Without any warning the drunk drew back and swung his fist at the intruder's jaw. The detective's arm flashed out, the drunk cried 'Ouch!' and the bag clattered to the ground. Dene stooped, snatched up the bag, and ran lightly up the stairs, leaving his victim holding his shoulder and groaning dismally.
The girl was leaning over the balustrade, thrilled and vibrant. 'Oh,' she gasped, 'that was jiu-jitsu, wasn't it?'
'That's the idea,' said Dene breathlessly. 'There's your bag!' He whipped off his glasses and began to polish them on his handkerchief.
'Oh, thank you!' the girl vociferated enthusiastically. 'I'm certainly very grateful to you,' she added, with a little prim air.
'Then perhaps you'll have a drink with me,' Dene proposed and led the way back to the bar. He made no further reference to the incident. It was the girl who harked back to it.

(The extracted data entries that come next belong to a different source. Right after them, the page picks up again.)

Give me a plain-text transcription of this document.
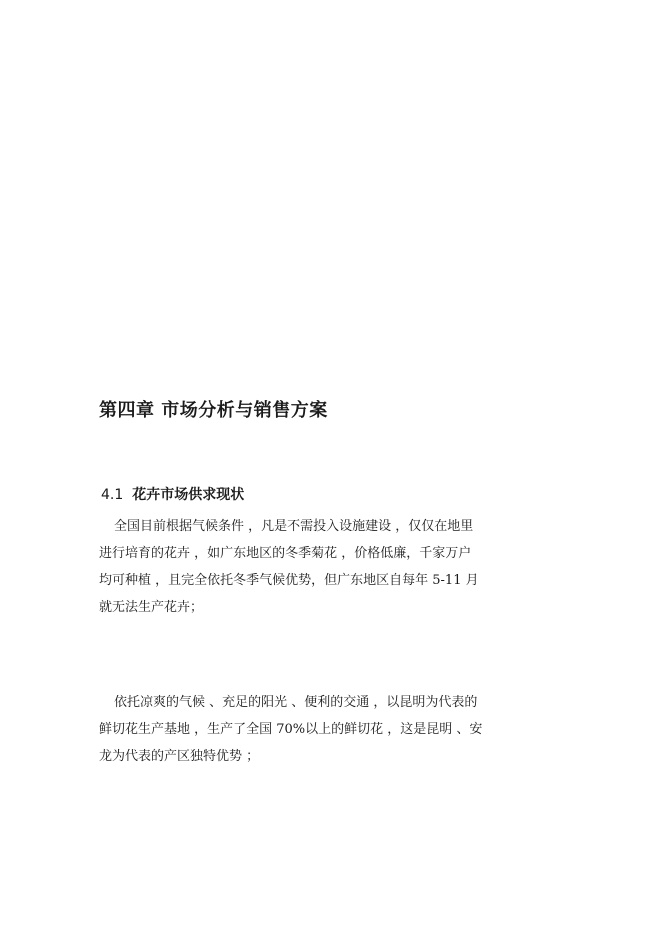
第四章 市场分析与销售方案
4.1 花卉市场供求现状
全国目前根据气候条件 ，凡是不需投入设施建设 ，仅仅在地里
进行培育的花卉 ，如广东地区的冬季菊花 ，价格低廉，千家万户
均可种植 ，且完全依托冬季气候优势，但广东地区自每年 5-11 月
就无法生产花卉；
依托凉爽的气候 、充足的阳光 、便利的交通 ，以昆明为代表的
鲜切花生产基地 ，生产了全国 70%以上的鲜切花 ，这是昆明 、安
龙为代表的产区独特优势 ；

'That Bill!' she volunteered over the Tom Collins she asked Dene to order for her. 'Just because I took dinner with him one night, he thinks I'll stand for anything. Some of these cheap- skates believe they own a girl simply because she lets them stake her off to a plate of chow mein!' She gave him a sidelong glance. 'You're not going to get fresh with me merely because you're buying me this drink, are you?'
Dene laughed. 'This whisky's pretty strong. There's no knowing what I mightn't do...'
'The liquor's all right here. You couldn't run a car on the stuff they serve in some of these places, not without gumming up the works, I guess. You want to watch your step. You're English, aren't you?'
'Yes.'
'I like Englishmen. There was one in a show I was in—a swell guy. I kinda like the way they talk, too. You been in N'York before?'
'No...'
She laughed drily. 'You must have a swell impression of us! But N'York isn't America and this isn't N'York! I'm not a N'Yorker myself—I was raised in the country. But N'York's all right. It sort of gets you. But you gotta have a break...'
'A break? Now what does that mean exactly?'
'Why, things have got to break right for you—I dunno. Lissen, I'll explain. We meet as we did tonight, see? You're a producer and you're putting on a show and I'm the type you're looking for...' She fluttered her small hands. 'That's a break for me, see?'
The young man nodded thoughtfully. He could do with a break himself, he reflected. 'Do you come here much?' he asked.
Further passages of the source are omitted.